[Python-Dev] Dictionary sparseness (original) (raw)

Tim Peters tim.one@comcast.net
Mon, 05 May 2003 13:40:18 -0400


[Jeremy Hylton]

Have you seen the work on gray-box systems?

http://www.cs.wisc.edu/graybox/ The philosophy of this project seems to be "You can observe an awful lot just by watching." (Apologies to Yogi.) The approach is to learn how a particular service is implemented, e.g. what buffer-replacement algorithm is used, by observing its behavior. Then write an application that exploits that knowledge to drive the system into optimized behavior for the application. No madvise() necessary. I wonder if the same can be done for dicts? My first guess would be no, because the sparseness is a fixed policy.

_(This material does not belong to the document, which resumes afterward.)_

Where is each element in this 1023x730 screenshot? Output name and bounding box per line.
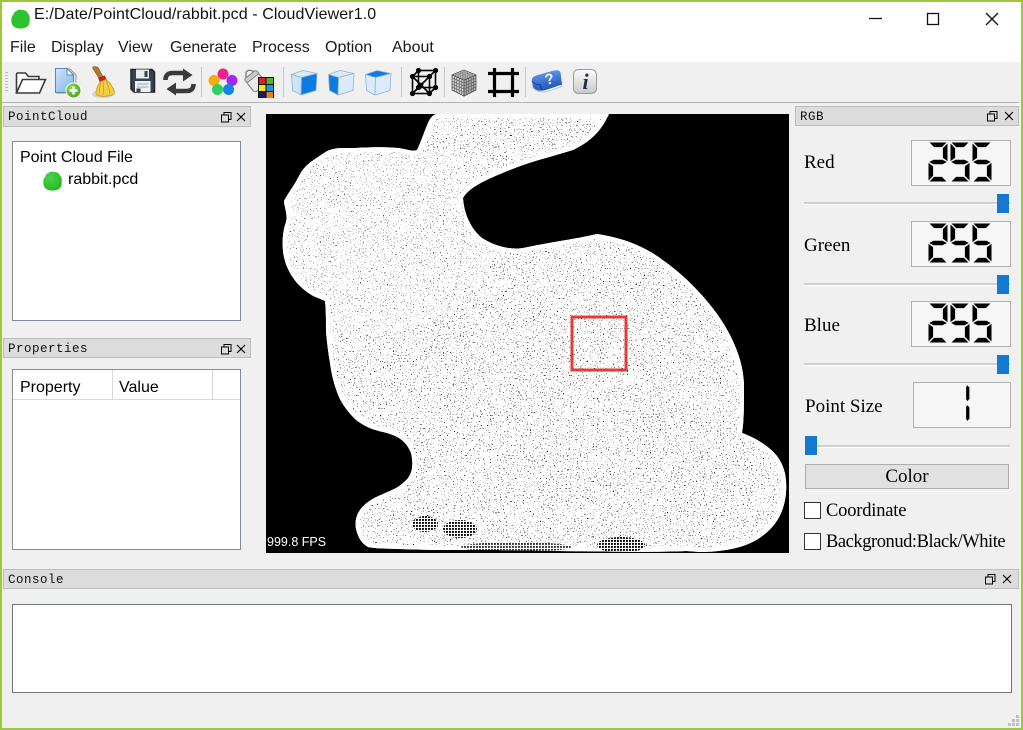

Well, a dict suffers damaging collisions or it doesn't. If it does, the best thing a user can do is rebuild the dict from scratch, inserting keys by decreasing order of access frequency. Then the most frequently accessed keys come earliest in their collision chains. Collisions simply don't matter for rarely referenced keys. (And, for example, if there are any truly damaging collisions in builtin.dict, I expect this gimmick would remove the damage.) The size of the dict can be forced larger by inserting artificial keys, if a user is insane . It's always been possible to eliminate dummy entries by doing "dict = dict.copy()". Note that because Python exposes the hash function used by dicts, you can write a faithful low-level dict emulator in Python, and deduce what effects a sequence of dict inserts and deletes will have. So, overall, I expect there's more you could do to speed dict access (in the handful of bad cases it's not already good enough) yourself than Python could do for you. You'd have to be nuts, though -- or writing papers on gray-box systems.